- Born: Joan Angela Lewis February 1, 1950 (age 75) Oakland, California, U.S.
- Other names: Matilaba, Tarika Matilaba, Tarika Lewis
- Occupations: Visual artist, musician, author, political activist
- Known for: The first woman to join the Black Panther Party

= Joan Tarika Lewis =

American visual artist, musician, author and political activist

Joan Tarika Lewis (born February 1, 1950; née Joan Angela Lewis; pseudonym Matilaba, also known as, Tarika Lewis, Tarika Matilaba), is an American visual artist, musician, author, political activist. She was the first woman to join the Black Panther Party. Joan is the aunt of James Todd Smith (LL Cool J).

== Early life ==
Lewis was born Joan Angela Lewis on February 1, 1950, in Oakland, California, to John Henry Lewis and Florence (Reid) Lewis. Lewis grew up in Oakland during the Civil Rights Movement, when it was a hub for civil unrest due to the high prevalence of police brutality, and the continued segregation of the city due to white flight out of the “Flatlands” and into the Foothills. Lewis studied at Oakland Tech high school, following in the steps of other Black Panther Party leaders such as Bobby Hutton and Reginald Forte. Before becoming involved in racial politics, her parents wanted her to pursue a Jazz career, as she was an accomplished violinist in high school. During high school she co-founded the Black Student Union and staged sit-ins to demand the implementation of a Black Studies course as well as black history club. Lewis drew her inspiration for these demands from student activists at Merritt College in what would become a movement of campus mobilizations across the country also demanding Black studies courses.

Lewis began visiting Merritt College with her cousins when she was 16 to attend forums on Black history and culture. Here she came into contact with the founding members of the Black Panther Party, Bobby Seale and Huey Newton, and was inspired by their visions of Black nationalism and radical cultural and community preservation. Lewis also came to be interested in the Black Panther Party because of their Community Survival Programs they set up in high schools and community centers around Oakland. The community survival projects included programs like Free Breakfast for Children, a Free Food Program, and a Child Development Center.

== Black Panther Party ==
In the spring of 1967, Lewis became the first woman to join the Black Panther Party, at the age of 16. She dropped out of high school and made the decision to put her jazz career on hold in order to help the movement. She quickly rose in the ranks of the party, completing political education classes mandated by the party, and training in weaponry. When male panthers questioned her abilities as a marksman because of her gender, Lewis challenged them to come to the range and see if they could match her straight shot. Lewis was later appointed as a local lieutenant, and helped train new recruits and teach drill classes.
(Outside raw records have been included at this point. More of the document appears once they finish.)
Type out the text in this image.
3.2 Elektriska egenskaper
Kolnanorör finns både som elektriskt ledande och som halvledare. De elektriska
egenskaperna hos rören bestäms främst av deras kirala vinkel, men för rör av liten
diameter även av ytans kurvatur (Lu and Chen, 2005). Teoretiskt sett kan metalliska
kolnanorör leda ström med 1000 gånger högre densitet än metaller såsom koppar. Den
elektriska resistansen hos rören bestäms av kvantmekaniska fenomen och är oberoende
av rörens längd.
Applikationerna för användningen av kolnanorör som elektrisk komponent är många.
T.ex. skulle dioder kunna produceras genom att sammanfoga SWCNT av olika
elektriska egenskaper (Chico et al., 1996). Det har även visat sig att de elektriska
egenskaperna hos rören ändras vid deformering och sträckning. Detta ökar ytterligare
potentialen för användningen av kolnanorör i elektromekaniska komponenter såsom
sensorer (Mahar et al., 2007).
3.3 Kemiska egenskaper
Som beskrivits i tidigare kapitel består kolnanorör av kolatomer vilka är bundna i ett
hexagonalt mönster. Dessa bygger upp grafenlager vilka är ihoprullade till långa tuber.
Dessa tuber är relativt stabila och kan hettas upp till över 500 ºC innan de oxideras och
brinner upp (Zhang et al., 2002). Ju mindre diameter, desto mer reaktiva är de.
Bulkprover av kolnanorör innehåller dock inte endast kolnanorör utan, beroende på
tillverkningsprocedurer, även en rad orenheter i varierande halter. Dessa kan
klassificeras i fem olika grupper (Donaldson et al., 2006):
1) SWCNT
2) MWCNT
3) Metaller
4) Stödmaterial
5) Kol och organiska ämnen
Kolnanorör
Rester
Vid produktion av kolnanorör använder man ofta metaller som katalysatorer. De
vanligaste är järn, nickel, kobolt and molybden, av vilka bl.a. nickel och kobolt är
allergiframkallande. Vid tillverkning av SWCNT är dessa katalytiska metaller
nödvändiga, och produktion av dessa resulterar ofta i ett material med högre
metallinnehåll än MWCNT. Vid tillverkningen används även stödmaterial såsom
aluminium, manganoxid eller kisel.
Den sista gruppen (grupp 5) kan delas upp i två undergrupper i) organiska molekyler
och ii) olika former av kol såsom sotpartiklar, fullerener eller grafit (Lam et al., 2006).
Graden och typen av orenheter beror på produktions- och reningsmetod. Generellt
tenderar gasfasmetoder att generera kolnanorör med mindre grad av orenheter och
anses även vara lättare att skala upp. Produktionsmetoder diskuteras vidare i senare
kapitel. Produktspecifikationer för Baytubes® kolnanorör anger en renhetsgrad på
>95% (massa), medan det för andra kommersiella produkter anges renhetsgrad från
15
Lewis continued her involvement in the Black Panther Party as one of the party's first revolutionary graphic artists, through her drawings and other artwork in The Black Panther (newspaper). Lewis contributed over forty images to the newspaper between 1967 and 1969 under the pen name "Matilaba". Most of the artwork that came out of the newspaper and the party itself is attributed to Emory Douglas, yet Lewis' drawings were prominently featured alongside his. Lewis worked as his assistant during her time spent in the party. Her work was easily identified by its thin pen strokes, and the light shading that outlined her usually militant female caricatures. Lewis' art usually represented common themes of the newspaper, including demonizations of the police as "pigs", as well as depictions of armed Panthers, which reinforced Black Americans struggles against police brutality. What made her art stand out was its depictions of armed black women Panthers rather than only black men, a shift from the very masculine representation of militant self-defense usually pictured in the newspaper. Through both her artwork, as well as her involvement in training camps and police patrols, Lewis created a space for Black women to embody the image of radical defenders of the community and culture. Lewis left the Black Panther Party in January 1969.

== Art career ==
After leaving the party Lewis became a graphic artist and jazz violinist, yet she continued to engage with issues of community development heralded by the Black Panther Party. She toured internationally with saxophonist John Handy and went on to teach visual arts as well as jazz to inner city youth. She also is the founder of the Oakland Black String Ensemble. Lewis acts as an Art Instructor/Counselor at the Healthy Babies Project, where she helps women use visual art to represent and understand trauma due to substance abuse.

Lewis is also the author of Panther: A Pictorial History of the Black Panthers and the Story Behind the Film and also worked on the 1995 Panther movie with Mario Van Peebles. In the film she acted as a consultant, and even had a minor acting role. In 2001 she was awarded the Congressional Recognition Award for "Performing Artist and Recognition of Community Work".